I have been humbled by the intensity of dealing with my former traumas while parenting. I've always had a harder time than other people being a "normal" person, because I'm not. But I didn't know how hard this would be with children. It's several orders of magnitude harder than I thought it would be.
I have been humbled by the response when I had a mental breakdown. I thought droves of people would be nasty or insulting or critical. That is my biological families reaction to any weakness on my part. Instead I have had many wonderful people (including here from MDC) offer me help and support in a myriad of ways. For a week straight after my uncle died and I wasn't safe to be alone with my children... I wasn't. My friends took shifts to stay with me and my kids so that everyone made it through the crisis alive and well. My kids won't remember mommys breakdown as a terrible traumatic event. My kids will remember, "Sometimes my mom gets sad and goes into the garage. But then we have friends come over and play! It's awesome!" I hope my children will never know how very close they came to being orphans. And the phone calls and text messages and emails... I am truly humbled by the outpouring of love I received. My "story" is that everyone hates me. I am trying to really believe that people actually love me. That's what their actions show.

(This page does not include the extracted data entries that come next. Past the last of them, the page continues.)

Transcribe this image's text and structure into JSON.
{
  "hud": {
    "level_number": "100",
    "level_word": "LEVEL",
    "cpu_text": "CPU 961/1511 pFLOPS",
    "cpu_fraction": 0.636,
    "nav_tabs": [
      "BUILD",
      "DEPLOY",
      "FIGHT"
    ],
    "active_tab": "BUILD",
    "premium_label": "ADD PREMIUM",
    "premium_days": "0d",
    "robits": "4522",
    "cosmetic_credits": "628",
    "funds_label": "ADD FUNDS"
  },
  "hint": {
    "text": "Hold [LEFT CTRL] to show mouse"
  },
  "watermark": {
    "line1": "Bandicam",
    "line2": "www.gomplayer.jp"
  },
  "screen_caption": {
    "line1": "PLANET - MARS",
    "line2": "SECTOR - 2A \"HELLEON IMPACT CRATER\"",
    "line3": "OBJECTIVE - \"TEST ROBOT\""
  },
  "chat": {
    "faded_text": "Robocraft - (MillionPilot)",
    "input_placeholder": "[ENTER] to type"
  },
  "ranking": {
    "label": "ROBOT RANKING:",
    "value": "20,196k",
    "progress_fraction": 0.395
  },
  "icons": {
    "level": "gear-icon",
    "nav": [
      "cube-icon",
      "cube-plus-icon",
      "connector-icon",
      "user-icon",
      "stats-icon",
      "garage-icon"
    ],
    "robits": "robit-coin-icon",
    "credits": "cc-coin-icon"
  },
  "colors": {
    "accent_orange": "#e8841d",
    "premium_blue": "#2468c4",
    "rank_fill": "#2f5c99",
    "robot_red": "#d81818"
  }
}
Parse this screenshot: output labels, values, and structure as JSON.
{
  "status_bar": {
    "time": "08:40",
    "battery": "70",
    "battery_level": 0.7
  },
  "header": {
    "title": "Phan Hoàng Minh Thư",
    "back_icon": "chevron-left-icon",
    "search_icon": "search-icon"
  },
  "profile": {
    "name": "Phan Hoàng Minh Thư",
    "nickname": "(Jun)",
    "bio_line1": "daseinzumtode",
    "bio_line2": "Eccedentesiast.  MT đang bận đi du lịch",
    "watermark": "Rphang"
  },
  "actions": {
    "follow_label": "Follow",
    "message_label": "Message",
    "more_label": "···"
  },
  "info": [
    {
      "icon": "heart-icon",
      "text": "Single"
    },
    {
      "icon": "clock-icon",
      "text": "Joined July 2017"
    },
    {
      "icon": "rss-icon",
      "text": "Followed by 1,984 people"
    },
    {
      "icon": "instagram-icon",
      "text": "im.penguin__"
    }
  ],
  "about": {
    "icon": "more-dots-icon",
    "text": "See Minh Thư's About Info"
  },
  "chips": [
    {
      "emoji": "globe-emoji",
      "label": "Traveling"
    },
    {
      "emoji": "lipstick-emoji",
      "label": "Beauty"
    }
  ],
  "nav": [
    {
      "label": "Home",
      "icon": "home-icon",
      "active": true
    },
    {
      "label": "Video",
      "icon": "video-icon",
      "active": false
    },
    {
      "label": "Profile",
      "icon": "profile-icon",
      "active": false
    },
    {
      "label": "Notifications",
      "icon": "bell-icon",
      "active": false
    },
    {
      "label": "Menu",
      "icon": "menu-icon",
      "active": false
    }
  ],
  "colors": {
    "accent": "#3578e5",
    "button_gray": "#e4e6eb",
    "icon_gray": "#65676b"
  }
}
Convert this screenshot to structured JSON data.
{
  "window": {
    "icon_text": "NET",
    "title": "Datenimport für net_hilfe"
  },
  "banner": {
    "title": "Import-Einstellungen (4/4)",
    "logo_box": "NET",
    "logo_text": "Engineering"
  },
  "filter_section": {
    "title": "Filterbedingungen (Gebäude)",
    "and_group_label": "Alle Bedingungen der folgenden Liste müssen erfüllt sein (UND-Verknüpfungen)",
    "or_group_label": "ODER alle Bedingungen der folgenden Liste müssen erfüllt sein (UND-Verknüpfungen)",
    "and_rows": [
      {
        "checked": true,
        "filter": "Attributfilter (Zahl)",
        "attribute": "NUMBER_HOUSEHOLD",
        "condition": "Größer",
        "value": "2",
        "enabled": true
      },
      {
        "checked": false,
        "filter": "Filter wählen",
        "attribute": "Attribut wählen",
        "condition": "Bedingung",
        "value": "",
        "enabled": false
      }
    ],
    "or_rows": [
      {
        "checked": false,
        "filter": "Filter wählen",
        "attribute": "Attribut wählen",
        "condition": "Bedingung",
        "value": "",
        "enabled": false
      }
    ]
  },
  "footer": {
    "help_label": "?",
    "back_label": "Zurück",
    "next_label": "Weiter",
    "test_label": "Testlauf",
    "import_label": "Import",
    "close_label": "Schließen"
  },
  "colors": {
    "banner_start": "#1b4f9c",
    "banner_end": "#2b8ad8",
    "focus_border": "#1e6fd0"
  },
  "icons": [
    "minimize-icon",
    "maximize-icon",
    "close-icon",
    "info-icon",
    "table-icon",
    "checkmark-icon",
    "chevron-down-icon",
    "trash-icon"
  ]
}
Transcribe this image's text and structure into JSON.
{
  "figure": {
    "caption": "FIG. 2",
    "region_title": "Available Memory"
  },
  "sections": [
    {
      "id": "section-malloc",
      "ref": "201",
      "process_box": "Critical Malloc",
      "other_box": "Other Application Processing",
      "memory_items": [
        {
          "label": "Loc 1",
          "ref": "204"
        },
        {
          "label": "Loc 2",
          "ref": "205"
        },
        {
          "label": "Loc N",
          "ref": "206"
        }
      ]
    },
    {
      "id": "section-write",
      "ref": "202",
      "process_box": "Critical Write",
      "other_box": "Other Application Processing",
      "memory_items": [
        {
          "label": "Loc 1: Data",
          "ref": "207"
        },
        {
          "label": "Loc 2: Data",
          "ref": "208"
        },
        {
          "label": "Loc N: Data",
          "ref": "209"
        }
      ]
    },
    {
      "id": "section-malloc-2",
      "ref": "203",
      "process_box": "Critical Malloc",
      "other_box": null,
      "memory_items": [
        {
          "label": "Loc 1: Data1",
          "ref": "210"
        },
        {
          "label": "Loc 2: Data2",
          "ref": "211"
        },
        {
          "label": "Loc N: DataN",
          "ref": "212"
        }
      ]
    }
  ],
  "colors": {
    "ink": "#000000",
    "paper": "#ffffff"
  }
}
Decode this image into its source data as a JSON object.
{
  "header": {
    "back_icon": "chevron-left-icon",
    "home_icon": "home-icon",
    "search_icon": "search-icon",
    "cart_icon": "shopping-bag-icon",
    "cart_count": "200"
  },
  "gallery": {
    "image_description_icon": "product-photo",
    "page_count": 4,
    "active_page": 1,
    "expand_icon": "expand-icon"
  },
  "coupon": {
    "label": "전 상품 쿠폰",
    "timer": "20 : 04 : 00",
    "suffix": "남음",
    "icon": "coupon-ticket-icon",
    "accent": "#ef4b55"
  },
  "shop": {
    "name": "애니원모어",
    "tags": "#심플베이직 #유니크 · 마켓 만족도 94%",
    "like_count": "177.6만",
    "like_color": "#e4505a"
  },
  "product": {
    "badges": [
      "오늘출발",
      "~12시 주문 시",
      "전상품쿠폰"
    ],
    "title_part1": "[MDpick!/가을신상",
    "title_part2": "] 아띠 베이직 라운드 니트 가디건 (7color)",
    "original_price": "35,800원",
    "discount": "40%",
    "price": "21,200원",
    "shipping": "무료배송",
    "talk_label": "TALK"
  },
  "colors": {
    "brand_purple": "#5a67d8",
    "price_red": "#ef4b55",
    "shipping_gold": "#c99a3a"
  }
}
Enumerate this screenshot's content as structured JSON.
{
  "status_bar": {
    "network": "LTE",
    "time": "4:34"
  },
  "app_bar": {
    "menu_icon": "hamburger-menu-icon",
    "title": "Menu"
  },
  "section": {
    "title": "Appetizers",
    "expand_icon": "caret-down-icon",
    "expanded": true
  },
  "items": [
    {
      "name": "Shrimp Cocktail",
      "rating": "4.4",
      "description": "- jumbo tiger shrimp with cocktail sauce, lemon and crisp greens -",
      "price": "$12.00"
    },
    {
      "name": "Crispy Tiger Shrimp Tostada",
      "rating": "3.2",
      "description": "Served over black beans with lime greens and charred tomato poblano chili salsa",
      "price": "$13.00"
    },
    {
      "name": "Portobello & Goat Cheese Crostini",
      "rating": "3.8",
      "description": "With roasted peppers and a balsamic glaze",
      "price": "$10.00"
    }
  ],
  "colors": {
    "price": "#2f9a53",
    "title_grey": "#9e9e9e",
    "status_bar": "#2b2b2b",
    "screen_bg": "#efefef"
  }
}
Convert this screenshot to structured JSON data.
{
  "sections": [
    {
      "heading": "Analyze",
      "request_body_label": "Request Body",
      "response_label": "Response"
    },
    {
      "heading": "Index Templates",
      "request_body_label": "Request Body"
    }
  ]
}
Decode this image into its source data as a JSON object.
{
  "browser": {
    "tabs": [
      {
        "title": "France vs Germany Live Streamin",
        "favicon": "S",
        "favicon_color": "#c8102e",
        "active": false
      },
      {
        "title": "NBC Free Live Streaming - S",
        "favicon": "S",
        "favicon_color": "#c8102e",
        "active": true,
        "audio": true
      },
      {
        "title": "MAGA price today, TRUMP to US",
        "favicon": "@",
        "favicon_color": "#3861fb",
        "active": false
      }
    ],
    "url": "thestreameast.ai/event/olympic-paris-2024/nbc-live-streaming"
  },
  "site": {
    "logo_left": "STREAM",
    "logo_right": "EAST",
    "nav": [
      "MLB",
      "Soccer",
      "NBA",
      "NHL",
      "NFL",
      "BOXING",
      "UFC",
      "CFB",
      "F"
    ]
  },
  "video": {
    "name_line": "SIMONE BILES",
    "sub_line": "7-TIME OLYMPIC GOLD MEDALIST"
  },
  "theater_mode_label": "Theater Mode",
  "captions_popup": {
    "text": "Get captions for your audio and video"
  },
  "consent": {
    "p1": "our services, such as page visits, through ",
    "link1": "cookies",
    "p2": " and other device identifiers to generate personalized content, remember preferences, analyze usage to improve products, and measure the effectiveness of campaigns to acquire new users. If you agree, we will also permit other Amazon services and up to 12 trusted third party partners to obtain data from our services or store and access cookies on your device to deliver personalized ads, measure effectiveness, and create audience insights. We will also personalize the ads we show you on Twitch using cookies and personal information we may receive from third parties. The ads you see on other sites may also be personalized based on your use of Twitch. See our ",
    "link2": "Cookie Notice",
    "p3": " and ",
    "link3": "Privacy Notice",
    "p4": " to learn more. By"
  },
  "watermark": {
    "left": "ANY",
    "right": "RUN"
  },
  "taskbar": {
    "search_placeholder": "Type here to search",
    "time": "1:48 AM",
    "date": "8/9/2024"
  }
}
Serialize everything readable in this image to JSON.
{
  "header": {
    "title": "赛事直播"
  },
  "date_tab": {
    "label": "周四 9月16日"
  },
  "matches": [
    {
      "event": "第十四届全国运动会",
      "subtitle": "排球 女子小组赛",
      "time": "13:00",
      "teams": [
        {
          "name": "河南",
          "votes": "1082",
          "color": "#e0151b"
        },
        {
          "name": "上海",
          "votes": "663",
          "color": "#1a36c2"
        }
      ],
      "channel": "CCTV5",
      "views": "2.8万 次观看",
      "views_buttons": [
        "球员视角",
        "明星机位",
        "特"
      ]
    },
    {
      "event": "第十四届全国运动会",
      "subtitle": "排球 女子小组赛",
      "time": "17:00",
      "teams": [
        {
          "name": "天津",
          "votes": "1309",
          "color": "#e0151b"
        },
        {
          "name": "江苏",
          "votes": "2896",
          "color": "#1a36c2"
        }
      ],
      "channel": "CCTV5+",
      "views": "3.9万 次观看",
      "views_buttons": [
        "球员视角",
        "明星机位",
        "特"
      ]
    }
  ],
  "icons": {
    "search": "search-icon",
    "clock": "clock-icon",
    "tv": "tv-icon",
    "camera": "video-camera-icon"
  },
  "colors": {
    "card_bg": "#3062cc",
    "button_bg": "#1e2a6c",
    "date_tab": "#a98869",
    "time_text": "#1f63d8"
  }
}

I have been humbled by the support I have received from my husband. (Let's take this new UA for a spin, shall we?) My husband refers to himself as a charming asshole. He is absolutely willing to talk about the fact that he is out for #1... and that's not me. But he believes that the only way our family will work well is if everyone is supported. So even though he doesn't particularly like all the stuff he does for/with me... he does it. He goes way outside his comfort zone for me. He waited on me hand and foot through two horrific pregnancies. I didn't know anyone would be willing to go so far for me.
I am humbled by my beautiful Shanna. My daughter is three. She is a shining example of happiness and health. Despite how fucked up I am. I don't know how that happened. If I start getting nasty in my tone of voice she can turn around and say, "Mom! It's not ok to talk to me like that. It hurts my feelings. You need to be more kind." Once when I was in a bad place I said, "I am so angry that I want to hit you." She said, "Hitting is never ok! If you feel that angry you need to go to time out." Did I mention that she is three? She's been able to do this for a long time. I think she is perfect.
I am humbled by learning how to be in a healthy family. Sometimes I feel heartsore because I don't know what healthy dynamics are. But my family is helping me learn. It's wonderful.